Despite oxytocin's influence on human emotion and attachment, internet relationships do not have long-term potential to fulfill needs because of a lack of touch, smell, and sound that exist with face-to-face interaction. Text-based relationships have a seeing component, yet the absence of the other three is detrimental. Everything done online can be done in person, for example if two people were sitting next to each other on a computer, but the opposite falls short--Suler remarks, "everything you can do with someone in-person can't be duplicated in cyberspace." Besides just touch, smell can ignite passion between people and may be important in mate-selection based on pheromones, or chemical signals about one's DNA makeup that may attract a genetically compatible partner. Ultimately, it is the simultaneous combination of the senses that make in-person contact impossible to recreate. In the beginning of online relationships, the details that the imagination interjects about another create an undeniable thrill, though as time goes on, humans cannot help but yearn for more.

1 comment:

Rebecca Bridgeford said...

Emily this is a fantastic topic! You articulately brought attention to a topic that is a constant source of conversation within my discipline (will the internet replace the need to plan for good space for social interaction) and among my cohort.

Two things that you could have addressed that would have, at least for me, strengthened your argument by considering both sides of this issue would have been the use of web cams and the using additional examples of behavior.

Your discussion did not address the use of web cams. Video is a tool that overcomes part of your argument that “you are what you write” because it is possible to see and speak with another person in real time. Facilitating the ability to detect sarcasm, see facial expression and in general close a great deal of the information gap of cyber-relationships.

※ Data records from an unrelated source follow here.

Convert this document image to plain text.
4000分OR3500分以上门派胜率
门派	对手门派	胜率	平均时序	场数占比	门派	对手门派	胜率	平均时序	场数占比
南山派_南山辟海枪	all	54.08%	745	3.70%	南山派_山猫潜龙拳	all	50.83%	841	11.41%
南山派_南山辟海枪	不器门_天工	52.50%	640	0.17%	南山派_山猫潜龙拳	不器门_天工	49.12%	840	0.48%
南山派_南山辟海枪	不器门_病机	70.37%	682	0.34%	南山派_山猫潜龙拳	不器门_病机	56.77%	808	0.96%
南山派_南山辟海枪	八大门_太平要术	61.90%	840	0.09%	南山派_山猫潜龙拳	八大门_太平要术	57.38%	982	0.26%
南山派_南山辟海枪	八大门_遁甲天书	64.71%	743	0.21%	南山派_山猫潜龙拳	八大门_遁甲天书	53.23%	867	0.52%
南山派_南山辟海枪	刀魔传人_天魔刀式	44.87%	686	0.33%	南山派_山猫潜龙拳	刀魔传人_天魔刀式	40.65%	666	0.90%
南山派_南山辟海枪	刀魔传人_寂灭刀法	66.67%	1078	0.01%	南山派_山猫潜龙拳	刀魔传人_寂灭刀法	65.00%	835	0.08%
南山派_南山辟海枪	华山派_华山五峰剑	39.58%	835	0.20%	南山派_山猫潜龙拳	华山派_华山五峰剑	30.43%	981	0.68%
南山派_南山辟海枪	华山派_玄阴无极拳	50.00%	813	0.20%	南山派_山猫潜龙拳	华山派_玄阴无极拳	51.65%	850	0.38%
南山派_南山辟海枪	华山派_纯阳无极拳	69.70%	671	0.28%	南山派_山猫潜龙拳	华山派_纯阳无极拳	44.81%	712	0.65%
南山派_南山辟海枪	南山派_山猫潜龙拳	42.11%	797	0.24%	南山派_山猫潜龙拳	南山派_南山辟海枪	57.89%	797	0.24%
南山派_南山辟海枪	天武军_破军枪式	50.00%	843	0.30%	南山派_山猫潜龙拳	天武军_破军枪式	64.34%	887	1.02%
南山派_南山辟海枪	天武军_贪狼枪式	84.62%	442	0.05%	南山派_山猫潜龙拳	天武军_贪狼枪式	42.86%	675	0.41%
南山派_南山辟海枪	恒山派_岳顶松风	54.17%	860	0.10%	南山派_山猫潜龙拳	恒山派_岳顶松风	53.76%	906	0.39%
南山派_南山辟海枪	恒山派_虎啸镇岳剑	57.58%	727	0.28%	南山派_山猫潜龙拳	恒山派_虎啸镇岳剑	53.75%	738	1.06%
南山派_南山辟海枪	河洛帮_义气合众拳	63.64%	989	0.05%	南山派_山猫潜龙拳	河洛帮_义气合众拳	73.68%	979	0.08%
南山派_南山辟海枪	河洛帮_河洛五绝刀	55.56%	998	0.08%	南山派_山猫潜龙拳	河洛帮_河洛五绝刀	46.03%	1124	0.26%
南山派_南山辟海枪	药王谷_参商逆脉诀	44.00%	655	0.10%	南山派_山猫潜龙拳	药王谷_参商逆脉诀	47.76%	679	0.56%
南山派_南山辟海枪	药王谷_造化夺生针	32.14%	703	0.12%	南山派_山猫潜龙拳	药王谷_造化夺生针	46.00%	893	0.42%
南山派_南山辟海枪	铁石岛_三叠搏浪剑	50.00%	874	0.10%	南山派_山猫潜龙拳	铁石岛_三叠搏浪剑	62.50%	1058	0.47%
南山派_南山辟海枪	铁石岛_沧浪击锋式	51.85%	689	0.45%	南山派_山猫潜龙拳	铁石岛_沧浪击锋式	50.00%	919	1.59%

Another issue that would have strengthened your case of questioning the legitimacy of cyber-relationships is to not use such extreme cases. By using the two women who are clearly deranged and who probably step over the line on a regular basis in real-life, distances the average reader from the story. The majority of us understand that there is a significant difference between real life relationships and cyber-relationships, and that cyber-relationships have limitations. Obviously one is the lack of touch, which Harry Harlow showed in 1958 in the “Mother Love” studies as imperative to development (at least for baby monkeys). There are some up sides to a cyber-relationship as well, it broadens cultural access, creates a network that is much broader than one could encounter in “real life”. An example of one such community that is analogous of the cyber-community is the culture of HAM radio operators thorough the world. The mention of a group like this that has had a long term community established without actual physical contact would have presented a more balanced argument for the reader and shown us the limitations of these type of relationships without the extreme examples of disturbed people.

This is such a valuable topic and I hope to see more research on it in the future within your discipline.